Proton pump inhibitors (PPIs): Reduce magnesium (not on standard CMP) and, with long-term use, are associated with declining eGFR in observational data [15].

Documenting current medications at every CMP draw is as important as documenting fasting status.

CMP Longevity Targets at a Glance: Reference Table

| Marker | Conventional Normal | Longevity Optimal | |---|---|---| | Fasting glucose | 70 to 99 mg/dL | 72 to 85 mg/dL | | BUN | 7 to 20 mg/dL | 10 to 18 mg/dL | | Creatinine (men) | 0.7 to 1.3 mg/dL | 0.7 to 1.1 mg/dL | | eGFR | >60 mL/min/1.73 m² | >90 mL/min/1.73 m² | | BUN/Cr ratio | 10 to 20 | 12 to 16 | | Sodium | 135 to 145 mEq/L | 137 to 142 mEq/L | | Potassium | 3.5 to 5.0 mEq/L | 4.0 to 4.5 mEq/L | | Chloride | 98 to 106 mEq/L | 100 to 106 mEq/L | | CO2 (bicarbonate) | 22 to 29 mEq/L | 24 to 28 mEq/L | | Calcium | 8.5 to 10.2 mg/dL | 9.0 to 9.7 mg/dL | | Total protein | 6.3 to 8.2 g/dL | 7.0 to 7.9 g/dL | | Albumin | 3.5 to 5.0 g/dL | 4.2 to 5.0 g/dL | | ALT (men) | <40 U/L | <25 U/L | | ALT (women) | <32 U/L | <19 U/L | | AST | <40 U/L | <22 U/L | | ALP | 44 to 147 U/L | 40 to 90 U/L | | Total bilirubin | 0.2 to 1.2 mg/dL | 0.6 to 1.2 mg/dL |

Clinical Guidance from Professional Bodies

The American Association of Clinical Endocrinology (AACE) 2022 Comprehensive Type 2 Diabetes Management Algorithm states: "Fasting plasma glucose and A1C should be interpreted in the context of body composition, insulin resistance markers, and trends over time rather than absolute thresholds alone." [16]

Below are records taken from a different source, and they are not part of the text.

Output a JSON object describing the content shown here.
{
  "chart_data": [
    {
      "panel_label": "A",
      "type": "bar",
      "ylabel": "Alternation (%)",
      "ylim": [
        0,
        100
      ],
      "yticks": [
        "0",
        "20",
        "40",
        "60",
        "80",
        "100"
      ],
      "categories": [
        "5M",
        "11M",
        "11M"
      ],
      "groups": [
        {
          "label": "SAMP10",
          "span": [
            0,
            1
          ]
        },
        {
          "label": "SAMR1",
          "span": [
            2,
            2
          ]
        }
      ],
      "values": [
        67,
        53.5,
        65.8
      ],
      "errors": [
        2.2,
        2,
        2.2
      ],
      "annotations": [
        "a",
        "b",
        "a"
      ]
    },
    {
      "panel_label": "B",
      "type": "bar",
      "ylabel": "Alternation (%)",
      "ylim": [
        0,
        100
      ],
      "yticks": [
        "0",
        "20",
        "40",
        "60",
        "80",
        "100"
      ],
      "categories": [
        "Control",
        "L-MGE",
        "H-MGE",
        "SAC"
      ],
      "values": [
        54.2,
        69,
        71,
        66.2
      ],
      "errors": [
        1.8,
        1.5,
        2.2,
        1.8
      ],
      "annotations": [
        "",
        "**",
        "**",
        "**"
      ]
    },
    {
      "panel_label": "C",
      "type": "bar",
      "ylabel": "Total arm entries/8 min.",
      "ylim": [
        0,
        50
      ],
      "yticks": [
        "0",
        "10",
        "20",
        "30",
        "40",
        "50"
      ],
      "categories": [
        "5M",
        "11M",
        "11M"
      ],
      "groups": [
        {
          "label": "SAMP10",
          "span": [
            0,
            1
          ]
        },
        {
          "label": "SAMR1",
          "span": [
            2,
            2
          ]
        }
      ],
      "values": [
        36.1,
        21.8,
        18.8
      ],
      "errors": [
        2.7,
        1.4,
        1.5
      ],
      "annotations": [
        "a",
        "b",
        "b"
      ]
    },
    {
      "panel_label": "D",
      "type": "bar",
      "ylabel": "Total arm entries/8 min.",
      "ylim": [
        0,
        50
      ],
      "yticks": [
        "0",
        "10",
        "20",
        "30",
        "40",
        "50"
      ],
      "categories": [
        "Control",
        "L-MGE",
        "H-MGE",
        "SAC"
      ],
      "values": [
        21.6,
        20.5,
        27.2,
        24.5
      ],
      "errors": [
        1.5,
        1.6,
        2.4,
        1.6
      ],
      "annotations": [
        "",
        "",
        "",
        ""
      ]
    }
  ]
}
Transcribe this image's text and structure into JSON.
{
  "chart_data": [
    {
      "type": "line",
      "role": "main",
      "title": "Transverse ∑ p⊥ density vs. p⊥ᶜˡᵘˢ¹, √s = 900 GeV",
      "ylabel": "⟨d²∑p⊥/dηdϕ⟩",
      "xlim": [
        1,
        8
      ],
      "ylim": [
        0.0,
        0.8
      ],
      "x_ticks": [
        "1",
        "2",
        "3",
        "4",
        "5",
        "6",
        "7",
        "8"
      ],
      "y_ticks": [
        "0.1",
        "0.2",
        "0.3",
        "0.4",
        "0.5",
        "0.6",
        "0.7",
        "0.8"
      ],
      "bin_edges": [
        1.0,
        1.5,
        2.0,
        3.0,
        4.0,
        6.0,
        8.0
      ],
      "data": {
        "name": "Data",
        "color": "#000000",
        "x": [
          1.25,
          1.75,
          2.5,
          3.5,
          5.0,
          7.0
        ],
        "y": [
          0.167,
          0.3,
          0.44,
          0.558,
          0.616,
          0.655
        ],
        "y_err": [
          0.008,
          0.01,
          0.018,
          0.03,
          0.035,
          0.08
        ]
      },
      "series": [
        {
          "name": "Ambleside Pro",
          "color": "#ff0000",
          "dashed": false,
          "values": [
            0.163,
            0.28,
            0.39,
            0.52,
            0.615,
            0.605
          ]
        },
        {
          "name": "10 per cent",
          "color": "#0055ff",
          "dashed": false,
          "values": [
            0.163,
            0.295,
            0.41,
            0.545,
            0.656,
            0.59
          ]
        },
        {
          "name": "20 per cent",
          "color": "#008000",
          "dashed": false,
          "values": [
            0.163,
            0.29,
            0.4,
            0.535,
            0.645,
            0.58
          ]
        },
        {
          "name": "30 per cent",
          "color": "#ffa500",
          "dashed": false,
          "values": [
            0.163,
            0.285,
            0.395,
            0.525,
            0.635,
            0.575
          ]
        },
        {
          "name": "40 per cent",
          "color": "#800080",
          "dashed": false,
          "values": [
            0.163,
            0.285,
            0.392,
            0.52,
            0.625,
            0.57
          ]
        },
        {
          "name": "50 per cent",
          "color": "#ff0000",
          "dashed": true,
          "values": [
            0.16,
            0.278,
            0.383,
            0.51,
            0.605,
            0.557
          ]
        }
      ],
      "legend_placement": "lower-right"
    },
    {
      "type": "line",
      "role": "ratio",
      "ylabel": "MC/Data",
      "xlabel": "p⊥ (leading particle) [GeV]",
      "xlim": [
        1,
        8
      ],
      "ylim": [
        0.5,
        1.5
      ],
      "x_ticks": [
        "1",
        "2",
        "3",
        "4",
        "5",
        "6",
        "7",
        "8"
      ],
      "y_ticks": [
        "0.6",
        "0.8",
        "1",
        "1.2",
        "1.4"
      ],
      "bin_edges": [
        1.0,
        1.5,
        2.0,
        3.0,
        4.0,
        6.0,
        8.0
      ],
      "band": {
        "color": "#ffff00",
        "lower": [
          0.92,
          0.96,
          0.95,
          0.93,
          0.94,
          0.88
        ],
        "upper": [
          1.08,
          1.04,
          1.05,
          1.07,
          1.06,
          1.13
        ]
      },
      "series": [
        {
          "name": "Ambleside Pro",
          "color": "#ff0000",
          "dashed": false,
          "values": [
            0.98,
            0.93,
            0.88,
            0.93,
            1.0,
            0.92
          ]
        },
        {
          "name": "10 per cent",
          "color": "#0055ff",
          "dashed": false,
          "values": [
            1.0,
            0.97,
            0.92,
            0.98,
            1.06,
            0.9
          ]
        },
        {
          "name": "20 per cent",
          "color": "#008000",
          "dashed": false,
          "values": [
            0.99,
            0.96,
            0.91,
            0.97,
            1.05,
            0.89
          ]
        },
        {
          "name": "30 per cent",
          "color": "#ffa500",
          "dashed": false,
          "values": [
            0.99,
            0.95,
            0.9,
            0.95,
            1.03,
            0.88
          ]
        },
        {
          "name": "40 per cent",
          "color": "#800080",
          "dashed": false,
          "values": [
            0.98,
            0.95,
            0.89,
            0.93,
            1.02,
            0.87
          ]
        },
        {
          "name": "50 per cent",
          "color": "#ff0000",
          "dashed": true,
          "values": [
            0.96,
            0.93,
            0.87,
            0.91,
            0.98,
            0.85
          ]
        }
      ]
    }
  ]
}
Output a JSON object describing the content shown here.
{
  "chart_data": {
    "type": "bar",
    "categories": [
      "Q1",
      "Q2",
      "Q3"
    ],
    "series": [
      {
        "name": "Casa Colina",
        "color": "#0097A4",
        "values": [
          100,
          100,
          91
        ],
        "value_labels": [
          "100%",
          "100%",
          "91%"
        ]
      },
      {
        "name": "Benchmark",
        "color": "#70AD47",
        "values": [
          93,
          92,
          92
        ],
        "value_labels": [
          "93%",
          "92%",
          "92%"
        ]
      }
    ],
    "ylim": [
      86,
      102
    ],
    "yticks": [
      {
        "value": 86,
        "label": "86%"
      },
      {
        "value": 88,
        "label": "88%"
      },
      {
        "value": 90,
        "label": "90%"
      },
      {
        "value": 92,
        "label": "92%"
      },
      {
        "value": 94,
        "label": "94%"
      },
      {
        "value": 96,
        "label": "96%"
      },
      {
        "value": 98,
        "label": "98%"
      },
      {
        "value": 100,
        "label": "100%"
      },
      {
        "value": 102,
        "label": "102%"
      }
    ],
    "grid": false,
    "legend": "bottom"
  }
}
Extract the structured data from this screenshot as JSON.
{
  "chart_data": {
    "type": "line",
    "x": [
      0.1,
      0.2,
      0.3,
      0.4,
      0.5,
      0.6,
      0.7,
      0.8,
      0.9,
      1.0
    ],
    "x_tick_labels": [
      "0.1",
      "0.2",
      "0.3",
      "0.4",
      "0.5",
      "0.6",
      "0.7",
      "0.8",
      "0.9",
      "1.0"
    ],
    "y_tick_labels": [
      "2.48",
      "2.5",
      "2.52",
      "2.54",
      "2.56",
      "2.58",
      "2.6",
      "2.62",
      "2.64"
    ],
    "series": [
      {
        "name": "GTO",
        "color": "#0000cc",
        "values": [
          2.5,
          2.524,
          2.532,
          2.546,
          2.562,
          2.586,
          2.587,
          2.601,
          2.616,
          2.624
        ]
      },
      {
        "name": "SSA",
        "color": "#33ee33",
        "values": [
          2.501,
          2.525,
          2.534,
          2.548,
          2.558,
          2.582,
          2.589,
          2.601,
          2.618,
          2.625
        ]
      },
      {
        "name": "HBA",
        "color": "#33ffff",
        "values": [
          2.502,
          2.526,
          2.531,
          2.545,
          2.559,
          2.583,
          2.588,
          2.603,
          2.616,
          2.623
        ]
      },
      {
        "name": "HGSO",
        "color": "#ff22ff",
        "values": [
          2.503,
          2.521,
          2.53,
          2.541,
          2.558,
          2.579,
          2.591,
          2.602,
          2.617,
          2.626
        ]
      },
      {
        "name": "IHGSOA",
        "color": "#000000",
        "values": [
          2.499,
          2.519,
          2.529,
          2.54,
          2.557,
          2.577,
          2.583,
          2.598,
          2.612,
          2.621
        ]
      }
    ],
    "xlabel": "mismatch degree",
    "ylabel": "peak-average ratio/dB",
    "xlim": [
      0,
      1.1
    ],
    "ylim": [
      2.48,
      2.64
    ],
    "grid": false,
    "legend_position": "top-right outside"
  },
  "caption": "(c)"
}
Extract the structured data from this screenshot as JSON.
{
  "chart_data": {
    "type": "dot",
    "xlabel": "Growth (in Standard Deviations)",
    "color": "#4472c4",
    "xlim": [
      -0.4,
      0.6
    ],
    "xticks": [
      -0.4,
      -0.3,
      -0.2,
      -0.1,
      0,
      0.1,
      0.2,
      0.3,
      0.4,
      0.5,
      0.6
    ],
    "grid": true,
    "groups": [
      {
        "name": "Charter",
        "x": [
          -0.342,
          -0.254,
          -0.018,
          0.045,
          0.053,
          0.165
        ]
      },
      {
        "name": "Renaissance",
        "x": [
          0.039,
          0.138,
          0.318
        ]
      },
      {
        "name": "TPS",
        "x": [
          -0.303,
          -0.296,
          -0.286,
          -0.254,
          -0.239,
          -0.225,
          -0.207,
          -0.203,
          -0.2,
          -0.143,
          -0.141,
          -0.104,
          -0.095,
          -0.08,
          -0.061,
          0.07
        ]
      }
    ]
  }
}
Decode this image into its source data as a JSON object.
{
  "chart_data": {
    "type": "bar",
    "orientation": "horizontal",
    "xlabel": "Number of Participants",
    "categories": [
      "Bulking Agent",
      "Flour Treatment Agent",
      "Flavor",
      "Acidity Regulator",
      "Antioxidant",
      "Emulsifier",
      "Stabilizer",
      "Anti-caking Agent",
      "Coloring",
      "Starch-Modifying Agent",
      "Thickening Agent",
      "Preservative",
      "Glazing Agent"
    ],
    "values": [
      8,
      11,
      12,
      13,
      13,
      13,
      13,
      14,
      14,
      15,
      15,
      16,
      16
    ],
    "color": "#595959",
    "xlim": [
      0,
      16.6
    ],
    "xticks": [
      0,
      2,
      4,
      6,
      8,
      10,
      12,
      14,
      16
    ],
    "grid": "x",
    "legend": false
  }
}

The KDIGO 2024 CKD Guidelines specify: "eGFR should be trended longitudinally; a confirmed decline of more than 5 mL/min/1.73 m² per year or more than 10 mL/min/1.73 m² over 5 years constitutes rapid progression and warrants urgent evaluation regardless of absolute CKD stage." [4]

These two guideline statements together support the longevity-medicine practice of treating trajectory as a primary decision variable rather than relying exclusively on threshold crossings.